The BIM coordinator is typically appointed by the main contractor or the employer’s agent, depending on the contract structure. On projects following ISO 19650, the information manager is formally responsible for the QA workflow. In practice, the person running weekly coordination cycles and managing the issue tracker is the effective QA owner regardless of title.

What’s the difference between a clash detection report and a BIM QA workflow?

A clash detection report is a single output, a list of conflicts found at a point in time. A BIM QA workflow is a repeating process that uses clash detection reports as one input, alongside model standards checks, LOD reviews, issue tracking, and pre-issue gates. The report tells you what’s wrong. The workflow is the process that ensures it gets fixed.

Can this workflow be managed by an offshore BIM team?

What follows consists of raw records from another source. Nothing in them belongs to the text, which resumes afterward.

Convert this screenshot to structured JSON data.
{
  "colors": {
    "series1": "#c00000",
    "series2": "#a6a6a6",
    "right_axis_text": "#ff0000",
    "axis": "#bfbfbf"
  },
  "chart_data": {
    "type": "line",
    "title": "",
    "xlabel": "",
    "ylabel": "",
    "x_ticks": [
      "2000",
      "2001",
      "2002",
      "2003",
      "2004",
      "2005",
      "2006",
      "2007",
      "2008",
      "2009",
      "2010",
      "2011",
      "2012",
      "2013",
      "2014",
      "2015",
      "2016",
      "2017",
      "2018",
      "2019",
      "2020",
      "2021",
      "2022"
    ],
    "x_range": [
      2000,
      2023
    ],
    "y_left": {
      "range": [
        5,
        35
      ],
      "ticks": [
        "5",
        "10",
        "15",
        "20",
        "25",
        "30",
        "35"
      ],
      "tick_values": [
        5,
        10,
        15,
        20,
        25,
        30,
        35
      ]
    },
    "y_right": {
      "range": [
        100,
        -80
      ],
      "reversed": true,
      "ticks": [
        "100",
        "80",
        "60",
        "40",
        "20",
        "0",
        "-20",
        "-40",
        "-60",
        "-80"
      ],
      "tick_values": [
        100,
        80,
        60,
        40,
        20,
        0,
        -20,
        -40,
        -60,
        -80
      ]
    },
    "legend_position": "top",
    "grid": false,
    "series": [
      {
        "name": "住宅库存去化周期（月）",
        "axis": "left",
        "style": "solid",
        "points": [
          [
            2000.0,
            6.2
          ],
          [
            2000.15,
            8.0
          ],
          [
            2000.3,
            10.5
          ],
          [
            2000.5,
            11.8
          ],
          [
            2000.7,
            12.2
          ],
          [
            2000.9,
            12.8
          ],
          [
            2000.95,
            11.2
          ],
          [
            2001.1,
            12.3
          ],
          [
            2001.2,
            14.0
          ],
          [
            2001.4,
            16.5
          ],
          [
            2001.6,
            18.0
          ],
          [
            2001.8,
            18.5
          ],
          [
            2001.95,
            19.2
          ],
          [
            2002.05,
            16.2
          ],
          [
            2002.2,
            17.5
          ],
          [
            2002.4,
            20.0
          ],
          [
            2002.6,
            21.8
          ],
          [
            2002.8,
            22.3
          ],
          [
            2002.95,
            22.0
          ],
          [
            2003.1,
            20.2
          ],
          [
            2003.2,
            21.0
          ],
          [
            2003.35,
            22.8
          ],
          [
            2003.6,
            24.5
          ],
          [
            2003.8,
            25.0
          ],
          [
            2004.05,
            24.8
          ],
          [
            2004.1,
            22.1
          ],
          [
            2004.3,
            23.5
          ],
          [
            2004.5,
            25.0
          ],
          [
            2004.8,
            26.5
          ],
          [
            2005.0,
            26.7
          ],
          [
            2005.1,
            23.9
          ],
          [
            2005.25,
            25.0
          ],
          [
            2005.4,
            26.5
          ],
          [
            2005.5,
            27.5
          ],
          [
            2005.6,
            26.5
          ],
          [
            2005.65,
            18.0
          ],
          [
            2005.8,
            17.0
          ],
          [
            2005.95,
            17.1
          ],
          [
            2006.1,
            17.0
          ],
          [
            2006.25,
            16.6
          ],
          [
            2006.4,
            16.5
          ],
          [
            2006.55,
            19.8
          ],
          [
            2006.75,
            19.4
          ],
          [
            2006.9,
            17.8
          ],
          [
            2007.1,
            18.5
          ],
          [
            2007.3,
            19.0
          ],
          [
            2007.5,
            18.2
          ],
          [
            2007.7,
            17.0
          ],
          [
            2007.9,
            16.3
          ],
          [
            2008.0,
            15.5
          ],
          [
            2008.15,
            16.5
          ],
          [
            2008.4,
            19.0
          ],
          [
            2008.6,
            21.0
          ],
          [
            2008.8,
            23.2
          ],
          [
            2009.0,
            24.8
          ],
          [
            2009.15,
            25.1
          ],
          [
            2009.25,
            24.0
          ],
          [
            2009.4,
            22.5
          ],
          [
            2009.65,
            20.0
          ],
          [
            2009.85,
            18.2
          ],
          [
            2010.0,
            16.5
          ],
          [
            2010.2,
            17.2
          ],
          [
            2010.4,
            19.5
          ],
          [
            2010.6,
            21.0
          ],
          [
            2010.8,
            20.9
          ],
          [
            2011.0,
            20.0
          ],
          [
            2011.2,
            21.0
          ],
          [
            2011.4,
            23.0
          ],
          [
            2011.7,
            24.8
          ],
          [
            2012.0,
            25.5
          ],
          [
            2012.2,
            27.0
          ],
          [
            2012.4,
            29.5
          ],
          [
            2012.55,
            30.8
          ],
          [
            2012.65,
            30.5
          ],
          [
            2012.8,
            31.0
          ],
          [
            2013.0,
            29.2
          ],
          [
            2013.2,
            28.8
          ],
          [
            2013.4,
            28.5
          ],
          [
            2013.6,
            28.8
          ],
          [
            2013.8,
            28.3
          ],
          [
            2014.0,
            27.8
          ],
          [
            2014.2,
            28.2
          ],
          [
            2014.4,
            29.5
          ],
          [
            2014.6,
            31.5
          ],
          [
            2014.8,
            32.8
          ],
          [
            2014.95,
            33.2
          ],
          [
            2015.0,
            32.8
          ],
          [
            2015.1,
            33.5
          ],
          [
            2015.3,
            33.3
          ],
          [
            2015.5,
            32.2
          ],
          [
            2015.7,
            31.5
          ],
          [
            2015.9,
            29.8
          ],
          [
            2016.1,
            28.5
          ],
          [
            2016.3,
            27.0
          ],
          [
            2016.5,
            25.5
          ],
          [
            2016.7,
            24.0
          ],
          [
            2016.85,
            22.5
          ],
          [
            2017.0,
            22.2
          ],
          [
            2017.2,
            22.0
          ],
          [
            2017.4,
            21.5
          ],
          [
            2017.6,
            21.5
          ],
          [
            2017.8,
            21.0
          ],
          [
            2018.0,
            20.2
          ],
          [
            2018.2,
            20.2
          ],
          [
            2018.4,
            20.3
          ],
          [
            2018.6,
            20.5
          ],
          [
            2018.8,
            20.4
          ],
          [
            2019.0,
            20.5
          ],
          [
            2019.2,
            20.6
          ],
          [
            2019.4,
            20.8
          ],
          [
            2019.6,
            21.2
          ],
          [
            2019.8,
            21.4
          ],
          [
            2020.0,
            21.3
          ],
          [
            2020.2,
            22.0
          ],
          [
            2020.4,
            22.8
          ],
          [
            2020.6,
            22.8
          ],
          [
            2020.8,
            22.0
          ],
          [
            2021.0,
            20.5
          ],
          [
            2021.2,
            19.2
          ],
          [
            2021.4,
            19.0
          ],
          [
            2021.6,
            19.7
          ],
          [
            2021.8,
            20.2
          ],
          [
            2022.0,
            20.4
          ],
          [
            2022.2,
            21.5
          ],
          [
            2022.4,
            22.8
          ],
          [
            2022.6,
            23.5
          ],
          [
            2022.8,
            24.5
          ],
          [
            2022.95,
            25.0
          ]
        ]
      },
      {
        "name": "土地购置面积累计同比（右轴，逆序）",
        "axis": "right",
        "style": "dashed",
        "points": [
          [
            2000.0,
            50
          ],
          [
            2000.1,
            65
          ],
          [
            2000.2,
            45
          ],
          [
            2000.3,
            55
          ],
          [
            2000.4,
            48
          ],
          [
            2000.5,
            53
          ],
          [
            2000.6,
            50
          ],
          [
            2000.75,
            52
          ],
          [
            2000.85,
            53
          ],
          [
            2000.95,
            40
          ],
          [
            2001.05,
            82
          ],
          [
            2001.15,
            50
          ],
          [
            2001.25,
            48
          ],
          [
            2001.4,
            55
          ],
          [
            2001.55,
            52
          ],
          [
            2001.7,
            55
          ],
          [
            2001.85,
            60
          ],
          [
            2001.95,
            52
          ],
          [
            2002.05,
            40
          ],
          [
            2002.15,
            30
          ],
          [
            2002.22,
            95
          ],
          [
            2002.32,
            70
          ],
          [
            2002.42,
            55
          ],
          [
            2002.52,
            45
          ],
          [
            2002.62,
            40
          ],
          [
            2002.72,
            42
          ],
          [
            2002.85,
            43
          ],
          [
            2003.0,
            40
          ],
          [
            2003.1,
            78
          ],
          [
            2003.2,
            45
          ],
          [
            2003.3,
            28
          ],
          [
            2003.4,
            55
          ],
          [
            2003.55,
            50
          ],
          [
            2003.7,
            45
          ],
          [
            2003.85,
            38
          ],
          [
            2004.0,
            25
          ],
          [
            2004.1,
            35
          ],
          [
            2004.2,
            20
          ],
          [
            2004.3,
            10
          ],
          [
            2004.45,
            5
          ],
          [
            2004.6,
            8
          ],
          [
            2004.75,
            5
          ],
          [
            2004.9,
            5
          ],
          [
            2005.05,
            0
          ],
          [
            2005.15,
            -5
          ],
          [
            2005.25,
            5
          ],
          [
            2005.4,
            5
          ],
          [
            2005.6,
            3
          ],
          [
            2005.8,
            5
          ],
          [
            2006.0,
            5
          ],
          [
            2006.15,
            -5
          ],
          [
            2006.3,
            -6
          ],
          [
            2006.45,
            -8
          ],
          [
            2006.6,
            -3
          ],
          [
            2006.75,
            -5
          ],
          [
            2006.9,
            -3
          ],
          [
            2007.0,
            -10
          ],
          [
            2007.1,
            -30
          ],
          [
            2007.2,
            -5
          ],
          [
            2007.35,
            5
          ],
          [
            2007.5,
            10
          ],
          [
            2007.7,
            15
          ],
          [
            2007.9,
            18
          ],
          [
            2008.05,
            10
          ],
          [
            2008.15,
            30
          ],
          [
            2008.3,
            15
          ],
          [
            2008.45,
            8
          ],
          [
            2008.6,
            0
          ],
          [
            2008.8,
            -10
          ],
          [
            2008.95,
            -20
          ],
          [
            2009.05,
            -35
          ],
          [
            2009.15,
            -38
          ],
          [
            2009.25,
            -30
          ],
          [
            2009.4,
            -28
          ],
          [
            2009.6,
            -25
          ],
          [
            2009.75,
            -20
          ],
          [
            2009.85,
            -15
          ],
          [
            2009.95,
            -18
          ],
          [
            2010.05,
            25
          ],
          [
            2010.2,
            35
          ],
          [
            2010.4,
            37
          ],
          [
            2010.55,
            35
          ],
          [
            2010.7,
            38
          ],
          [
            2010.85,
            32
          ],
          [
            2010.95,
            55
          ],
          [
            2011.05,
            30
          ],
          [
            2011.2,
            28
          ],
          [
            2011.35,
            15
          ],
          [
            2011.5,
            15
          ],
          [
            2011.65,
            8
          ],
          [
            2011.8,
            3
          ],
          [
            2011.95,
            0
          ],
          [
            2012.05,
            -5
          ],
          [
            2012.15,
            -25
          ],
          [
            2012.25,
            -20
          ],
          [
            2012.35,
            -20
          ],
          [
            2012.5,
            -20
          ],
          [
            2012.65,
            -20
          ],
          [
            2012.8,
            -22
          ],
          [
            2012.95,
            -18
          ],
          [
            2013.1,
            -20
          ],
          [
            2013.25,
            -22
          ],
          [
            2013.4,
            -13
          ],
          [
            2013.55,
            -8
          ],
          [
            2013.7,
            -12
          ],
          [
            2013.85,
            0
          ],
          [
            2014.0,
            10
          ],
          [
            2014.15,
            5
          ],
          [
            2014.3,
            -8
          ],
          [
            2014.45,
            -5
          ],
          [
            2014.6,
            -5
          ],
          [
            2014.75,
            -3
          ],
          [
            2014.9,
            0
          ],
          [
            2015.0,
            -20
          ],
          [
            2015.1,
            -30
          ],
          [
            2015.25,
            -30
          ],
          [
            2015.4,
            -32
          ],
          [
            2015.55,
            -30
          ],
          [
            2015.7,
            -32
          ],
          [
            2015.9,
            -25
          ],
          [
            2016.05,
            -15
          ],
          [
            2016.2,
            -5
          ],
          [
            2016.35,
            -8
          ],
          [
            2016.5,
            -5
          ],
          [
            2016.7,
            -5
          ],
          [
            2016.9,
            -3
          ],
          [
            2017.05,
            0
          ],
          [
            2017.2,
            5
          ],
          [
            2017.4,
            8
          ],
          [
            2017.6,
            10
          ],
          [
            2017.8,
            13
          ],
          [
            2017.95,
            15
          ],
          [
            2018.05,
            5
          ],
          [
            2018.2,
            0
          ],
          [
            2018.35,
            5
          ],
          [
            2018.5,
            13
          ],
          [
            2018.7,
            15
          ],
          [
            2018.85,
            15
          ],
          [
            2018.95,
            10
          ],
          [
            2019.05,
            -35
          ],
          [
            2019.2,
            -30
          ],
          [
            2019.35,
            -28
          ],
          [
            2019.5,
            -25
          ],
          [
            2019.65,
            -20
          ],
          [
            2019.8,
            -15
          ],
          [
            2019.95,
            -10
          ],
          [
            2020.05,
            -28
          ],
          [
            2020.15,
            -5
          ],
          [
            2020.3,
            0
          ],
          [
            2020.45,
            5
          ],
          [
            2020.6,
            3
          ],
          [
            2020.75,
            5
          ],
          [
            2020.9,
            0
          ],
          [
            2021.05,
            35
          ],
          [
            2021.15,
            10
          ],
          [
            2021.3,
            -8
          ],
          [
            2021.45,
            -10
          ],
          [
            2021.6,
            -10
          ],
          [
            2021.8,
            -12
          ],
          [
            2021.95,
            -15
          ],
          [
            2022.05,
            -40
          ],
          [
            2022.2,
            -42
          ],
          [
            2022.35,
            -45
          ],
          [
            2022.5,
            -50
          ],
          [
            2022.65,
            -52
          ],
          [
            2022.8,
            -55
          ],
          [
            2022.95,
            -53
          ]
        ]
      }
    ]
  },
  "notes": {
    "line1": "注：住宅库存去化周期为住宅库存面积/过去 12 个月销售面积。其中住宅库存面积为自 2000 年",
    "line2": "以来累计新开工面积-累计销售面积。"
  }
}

The offshore BIM coordination teams can coordinate the entire workflow cycle remotely, conducting coordination cycles according to schedule, updating the issue tracker, and providing pre-issue gate reports. The key requirement is structured communication and clearly defined handover points between the offshore team and the discipline leads. For guidance on selecting a provider capable of running structured coordination workflows, see our guide on how to choose a BIM modeling service provider.

What does a low-RFI project look like compared to a high-RFI one?

Low-RFI projects have two things in common: they ran weekly coordination cycles from early design development, and they maintained a live issue tracker with discipline sign-off at every cycle. High-RFI projects either skipped coordination until late in the design process, ran one-off clash detection without issue tracking, or issued documentation from uncoordinated models. The documentation failures that reach the site and become RFIs are always traceable back to one of these three root causes.